Paradoxical Hyperhemoglobinemia

Case Report

Austin Intern Med. 2016; 1(2):1008.

Paradoxical Hyperhemoglobinemia

Wu K¹*, Hu B², Chen H³ and Sun JF³

¹Zhuhai Xiguang General Clinic, China

²Department of Dermatology, Wuhan No.1 Hospital, China

³Department of Pathology, Peking Union Medical College, China

*Corresponding author: Kan Wu, Zhuhai Xiguang General Clinic, 172 Renminxi St, Zhuhai, 519000, China

Received: July 28, 2016; Accepted: August 23, 2016; Published: August 25, 2016

Abstract

A 63-year-old male presented with disseminated targetoid erythema and blisters consistent with erythema multiforme on first sight, he was recently treated with allopurinol for primary uric acid nephropathy by his nephrologist. Though his serum creatinine was in the range of stage 3 chronic kidney disease, the man did not show paleness like usual patients within that group, who might suffer from nephrogenic anemia. Paradoxically, the man appeared plethoric and routine blood test found elevated hemoglobin, red blood cell count and mean corpuscular hemoglobin levels. This rare phenomenon lead to the suspicion of polycythemia vera and later confirmed by bone marrow biopsy. Which means the man was not suffering from primary uric acid nephropathy but secondary to polycythemia vera, a disease that increases erythropoiesis and nucleic acid synthesis. Hydroxyurea instead of allopurinol is what he really needs.

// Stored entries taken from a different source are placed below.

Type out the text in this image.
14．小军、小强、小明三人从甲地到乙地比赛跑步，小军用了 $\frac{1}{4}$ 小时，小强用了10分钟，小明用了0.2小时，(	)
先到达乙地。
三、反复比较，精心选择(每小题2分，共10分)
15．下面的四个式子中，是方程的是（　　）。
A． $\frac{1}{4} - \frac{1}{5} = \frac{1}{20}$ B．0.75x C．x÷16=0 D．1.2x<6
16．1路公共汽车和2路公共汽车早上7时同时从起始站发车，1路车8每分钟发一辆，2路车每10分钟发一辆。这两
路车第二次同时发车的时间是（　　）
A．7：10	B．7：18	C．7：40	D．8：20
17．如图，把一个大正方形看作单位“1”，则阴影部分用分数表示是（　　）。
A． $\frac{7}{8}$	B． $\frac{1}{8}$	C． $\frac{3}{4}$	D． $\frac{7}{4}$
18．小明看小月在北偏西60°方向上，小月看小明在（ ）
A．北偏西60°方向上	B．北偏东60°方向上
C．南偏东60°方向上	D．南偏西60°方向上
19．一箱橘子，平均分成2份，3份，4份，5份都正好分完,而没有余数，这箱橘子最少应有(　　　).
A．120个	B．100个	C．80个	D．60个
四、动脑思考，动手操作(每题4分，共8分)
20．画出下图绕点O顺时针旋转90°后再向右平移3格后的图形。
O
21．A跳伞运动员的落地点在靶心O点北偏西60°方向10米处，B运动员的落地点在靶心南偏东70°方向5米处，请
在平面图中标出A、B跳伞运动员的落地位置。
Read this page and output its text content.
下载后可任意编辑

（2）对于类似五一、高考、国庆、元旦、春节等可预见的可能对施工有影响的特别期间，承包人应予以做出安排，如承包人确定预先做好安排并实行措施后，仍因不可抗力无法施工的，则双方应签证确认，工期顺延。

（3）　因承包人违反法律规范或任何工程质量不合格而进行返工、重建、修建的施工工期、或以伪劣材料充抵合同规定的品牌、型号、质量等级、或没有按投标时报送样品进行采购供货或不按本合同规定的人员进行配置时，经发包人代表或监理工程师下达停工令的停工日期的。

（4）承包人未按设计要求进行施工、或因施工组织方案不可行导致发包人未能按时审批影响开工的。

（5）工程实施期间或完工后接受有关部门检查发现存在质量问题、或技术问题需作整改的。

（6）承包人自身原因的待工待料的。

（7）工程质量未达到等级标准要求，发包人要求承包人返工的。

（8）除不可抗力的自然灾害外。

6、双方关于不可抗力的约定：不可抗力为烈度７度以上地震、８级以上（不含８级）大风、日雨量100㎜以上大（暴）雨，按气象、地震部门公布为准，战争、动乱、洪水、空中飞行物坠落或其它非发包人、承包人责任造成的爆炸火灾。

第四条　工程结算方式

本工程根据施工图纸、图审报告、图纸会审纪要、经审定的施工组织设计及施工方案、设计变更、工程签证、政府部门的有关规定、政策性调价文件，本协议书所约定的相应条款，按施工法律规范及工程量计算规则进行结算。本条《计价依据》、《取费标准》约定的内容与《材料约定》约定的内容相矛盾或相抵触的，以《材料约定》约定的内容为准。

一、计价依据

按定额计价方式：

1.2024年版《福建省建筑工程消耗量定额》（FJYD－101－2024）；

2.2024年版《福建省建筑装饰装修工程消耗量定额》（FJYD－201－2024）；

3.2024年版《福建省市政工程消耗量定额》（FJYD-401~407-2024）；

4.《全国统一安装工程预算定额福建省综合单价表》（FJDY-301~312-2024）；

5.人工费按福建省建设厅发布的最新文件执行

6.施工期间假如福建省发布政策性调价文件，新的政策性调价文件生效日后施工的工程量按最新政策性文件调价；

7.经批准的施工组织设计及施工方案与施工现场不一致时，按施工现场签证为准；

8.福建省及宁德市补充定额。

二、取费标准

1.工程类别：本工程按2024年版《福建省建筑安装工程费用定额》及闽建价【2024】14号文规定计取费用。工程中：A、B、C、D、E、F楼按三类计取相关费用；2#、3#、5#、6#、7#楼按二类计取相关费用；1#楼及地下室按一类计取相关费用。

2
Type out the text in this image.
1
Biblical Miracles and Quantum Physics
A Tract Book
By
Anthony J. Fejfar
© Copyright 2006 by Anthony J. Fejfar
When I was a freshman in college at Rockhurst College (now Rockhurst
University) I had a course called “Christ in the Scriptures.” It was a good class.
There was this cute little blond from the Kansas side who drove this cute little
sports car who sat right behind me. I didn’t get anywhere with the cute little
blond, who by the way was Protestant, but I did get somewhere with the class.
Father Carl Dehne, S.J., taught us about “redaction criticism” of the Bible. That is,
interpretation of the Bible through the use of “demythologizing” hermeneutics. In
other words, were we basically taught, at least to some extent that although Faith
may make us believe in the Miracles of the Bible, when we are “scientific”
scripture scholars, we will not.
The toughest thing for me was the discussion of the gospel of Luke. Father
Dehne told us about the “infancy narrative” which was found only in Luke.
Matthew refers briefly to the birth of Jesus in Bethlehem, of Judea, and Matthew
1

Keywords: Polycythemia vera; Allopurinol; Erythema multiforme; Uric acid nephropathy; Chronic kidney disease

Introduction

Erythema Multiforme (EM) is a skin condition that considered to be a hypersensitivity reaction to infections or drugs, it is not an orphan disease, but we encountered a gentleman presented with EM and a series of other co-morbidities, though rare, they together formed a possibly reproducible clinical scenario that might be seen in any health care providing facility, we believe it is worth noticing.

Case Presentation

A 63-year-old male presented with disseminated painful targetoid erythema and blisters consistent with EM on first sight. He was afebrile, and upon questioning he admitted taking allopurinol 200mg daily recently prescribed by his nephrologist for uric acid nephropathy. Except for hyperuricemia and stage 3 Chronic Kidney Disease (CKD) he was believed to be otherwise healthy. But suspiciously, he appeared too “red” for stage 3 CKD, who might develop nephrogenic anemia and appears faint and pale.

On clinical examination, there was disseminated painful swollen targetoid erythema, some with center blistering (Figure 1). The patient appeared plethoric (Figure 2) when compared to a healthy individual (Figure 3).